Robust Scienter Requirements
The law applies only to knowing conduct with specific intent to deceive. This scienter element distinguishes it from vague or overbroad laws that involve innocent mistakes, parody, or satire. It also could strengthen Minnesota’s argument that it is targeting non-protected fraud, since intent is a well-settled requirement in proving fraud.
Narrow Tailoring
Defining clear limitations on the regulation of speech can turn an otherwise invalid restriction of Free Speech into a valid, enforceable one. Minnesota’s statute includes temporal limits (90 days pre-election), applies only to synthetic media. Combined with the compelling interest in election integrity (Burson v. Freeman, 504 U.S. 191 (1992)), Minnesota may argue that this narrowly tailored law withstands strict scrutiny.
Clear Definitions and Notice
Minnesota will likely argue that its definitions provide reasonable notice, especially given the sophistication of the platforms that would be subject to enforcement. Due process is not violated merely because some interpretation is required.
No Section 230 Conflict
Minnesota will likely rely on the fact that Section 230 provides platforms with a great deal of latitude in reviewing posts. And it expressly allows for state criminal enforcement.
The Post-Moody Challenge: Can Free Speech Survive Deepfakes?
Despite these arguments, Minnesota is unlikely to successfully defend this challenge. Moody along with Section 230 reshapes the election battlefield. It elevates editorial discretion to the same constitutional level as journalistic judgment and rejects the notion that the public good—even democratic health—can justify forced editorial decisions. Courts evaluating § 609.771 must now ask whether any statute that chills a platform’s decision to host or remove political content can survive.
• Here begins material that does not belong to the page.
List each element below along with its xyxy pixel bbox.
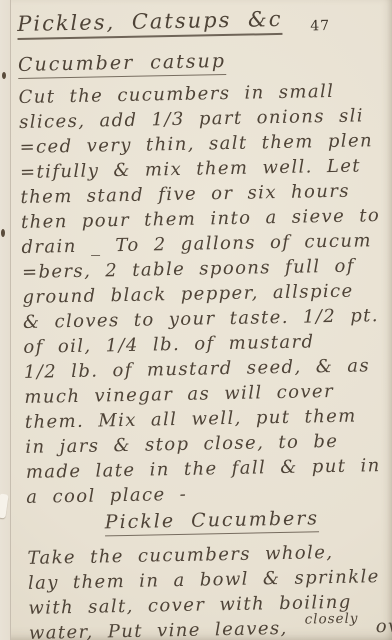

This doesn’t mean all deepfake regulation is unconstitutional. But it does mean that any law that imposes penalties on platforms for failing to suppress speech will likely have to survive the most exacting scrutiny. That is a steep climb. X Corp. seeks declaratory and injunctive relief, asking the court to block enforcement of § 609.771 before any prosecution occurs. This is a common remedy in pre-enforcement First Amendment challenges, where the mere existence of a law can chill speech. If the court agrees that the statute likely infringes protected expression, it may grant a preliminary injunction while the case proceeds.
Best Practices for Lawyers: Digital Speech Regulation
Use Precise Language
Define key terms narrowly when drafting or evaluating laws. Avoid vague phrases like “materially deceptive” unless they are clearly scoped to prevent overbreadth and vagueness challenges.Treat Platform Moderation as Expression
Recognize that content curation and moderation decisions are expressive conduct. Encourage clients to document their editorial standards and rationale as part of their First Amendment strategy.Weigh the Role of Section 230, Without Overrelying On It
While Section 230 provides strong civil immunity, it does not bar state criminal enforcement. Combine statutory defenses with robust constitutional arguments, particularly under the First Amendment.
Conclusion
X Corp. v. Ellison is not just a dispute over synthetic media. It is the first major test of how Moody v. NetChoice will be applied beyond content moderation laws. If courts follow Moody's logic rigorously, Minnesota's well-intentioned law will likely fail not because its purpose is illegitimate, but because its method infringes on editorial autonomy that the Court has found is protected by the First Amendment.
With Section 230 and Moody setting a high bar for Deepfake laws, states will need to clear a high bar in their efforts to regulate Deepfakes.